Find the formula for the inverse function

[fazal]

Homework Statement

The function f is defined by y=f(x) = 3ln4x 0.01<=x<=1

a)Solve for x in terms of y and hence find the formula for the inverse function f^-1(x)

b)Write down the domain of f^-1

c)Plot f from x =0.01 to x=1 and than plot f^-1 on the same axes but only for domain values of x given by the range of f

d)Describe the geometric relationship that you can see between f and f^-1

plse assist as iam very confused with functions...!

Homework Equations

The Attempt at a Solution

 

[Hootenanny]

The Attempt at a Solution

You seem to have missed out an important section.

 

[fazal]

a)Solve for x in terms of y and hence find the formula for the inverse function f^-1(x)

The rule for the inverse function is given by f^-1(x)
how to make y the subject.

b)Write down the domain of f^-1

I suggest that i a graph of y = f(x) over and use it to find the range of f ?
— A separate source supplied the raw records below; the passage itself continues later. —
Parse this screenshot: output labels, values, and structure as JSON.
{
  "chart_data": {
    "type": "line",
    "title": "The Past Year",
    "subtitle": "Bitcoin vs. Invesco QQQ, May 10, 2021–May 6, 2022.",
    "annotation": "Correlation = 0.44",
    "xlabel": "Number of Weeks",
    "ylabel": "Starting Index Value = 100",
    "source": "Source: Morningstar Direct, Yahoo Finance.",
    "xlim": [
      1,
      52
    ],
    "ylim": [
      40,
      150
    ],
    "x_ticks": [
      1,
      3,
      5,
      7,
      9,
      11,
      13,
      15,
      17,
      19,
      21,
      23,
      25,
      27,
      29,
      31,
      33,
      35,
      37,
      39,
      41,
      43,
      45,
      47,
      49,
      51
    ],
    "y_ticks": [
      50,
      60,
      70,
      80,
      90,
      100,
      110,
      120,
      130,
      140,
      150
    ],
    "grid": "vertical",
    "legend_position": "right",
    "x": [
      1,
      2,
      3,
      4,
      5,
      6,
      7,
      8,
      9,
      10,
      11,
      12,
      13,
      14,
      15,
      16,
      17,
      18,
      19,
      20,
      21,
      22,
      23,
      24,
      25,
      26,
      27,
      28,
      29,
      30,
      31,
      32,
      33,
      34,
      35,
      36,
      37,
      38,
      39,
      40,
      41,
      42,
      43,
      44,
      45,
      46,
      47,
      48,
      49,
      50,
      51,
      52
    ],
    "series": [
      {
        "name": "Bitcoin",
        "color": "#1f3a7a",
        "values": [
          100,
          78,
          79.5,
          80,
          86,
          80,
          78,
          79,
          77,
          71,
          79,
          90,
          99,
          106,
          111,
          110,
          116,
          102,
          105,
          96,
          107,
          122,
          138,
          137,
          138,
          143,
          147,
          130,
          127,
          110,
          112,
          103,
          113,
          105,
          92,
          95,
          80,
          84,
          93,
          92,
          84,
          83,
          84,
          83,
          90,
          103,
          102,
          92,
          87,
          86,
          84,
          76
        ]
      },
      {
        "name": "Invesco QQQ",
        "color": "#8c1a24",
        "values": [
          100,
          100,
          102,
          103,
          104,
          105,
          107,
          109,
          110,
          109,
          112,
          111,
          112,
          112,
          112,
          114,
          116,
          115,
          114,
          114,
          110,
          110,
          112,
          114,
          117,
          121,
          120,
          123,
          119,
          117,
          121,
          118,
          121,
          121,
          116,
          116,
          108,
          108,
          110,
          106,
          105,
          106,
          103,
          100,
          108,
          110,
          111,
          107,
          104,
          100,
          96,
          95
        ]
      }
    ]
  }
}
c)Plot f from x =0.01 to x=1 and than plot f^-1 on the same axes but only for domain values of x given by the range of f

d)Describe the geometric relationship that you can see between f and f^-1
are they reflections of each other in the line y = x.??

 

[fazal]

plse assist to answer

 

[Hootenanny]

Okay for part (a) we have:

y = 3ln(4x)

Can you solve for x?

 

[fazal]

for a)
is it this way:


x=1/4e^(y/3)

 

[fazal]

plse assist is this right?

 

[Hootenanny]

for a)
is it this way:


x=1/4e^(y/3)

plse assist is this right?

Yes, that is correct. So now you can write the inverse function as

f^-1(x) = ¹/₄exp(^x/₃)

So, what about the domain of the inverse function?

 

[fazal]

is the domain from 0.2508<=x<=0.3489

by using 1/4 * e^(0.01/3) and 1/4 * e^(1/3)

plse assist to check

 

[Hootenanny]

is the domain from 0.2508<=x<=0.3489

by using 1/4 * e^(0.01/3) and 1/4 * e^(1/3)

plse assist to check

No, that is not correct.

HINT: Think about the range of f(x).

 

[fazal]

yes the range is from 0.01<=x<=1
therefore i plug into the f^-1 and got

0.2508<=x<=0.3489

 

[Hootenanny]

yes the range is from 0.01<=x<=1
therefore i plug into the f^-1 and got

0.2508<=x<=0.3489

No, that is the domain for f(x) and why would you want to plug it into f^-1(x)?

 

[fazal]

i can't seem to figure out the domain...plse assist

b)Write down the domain of f^-1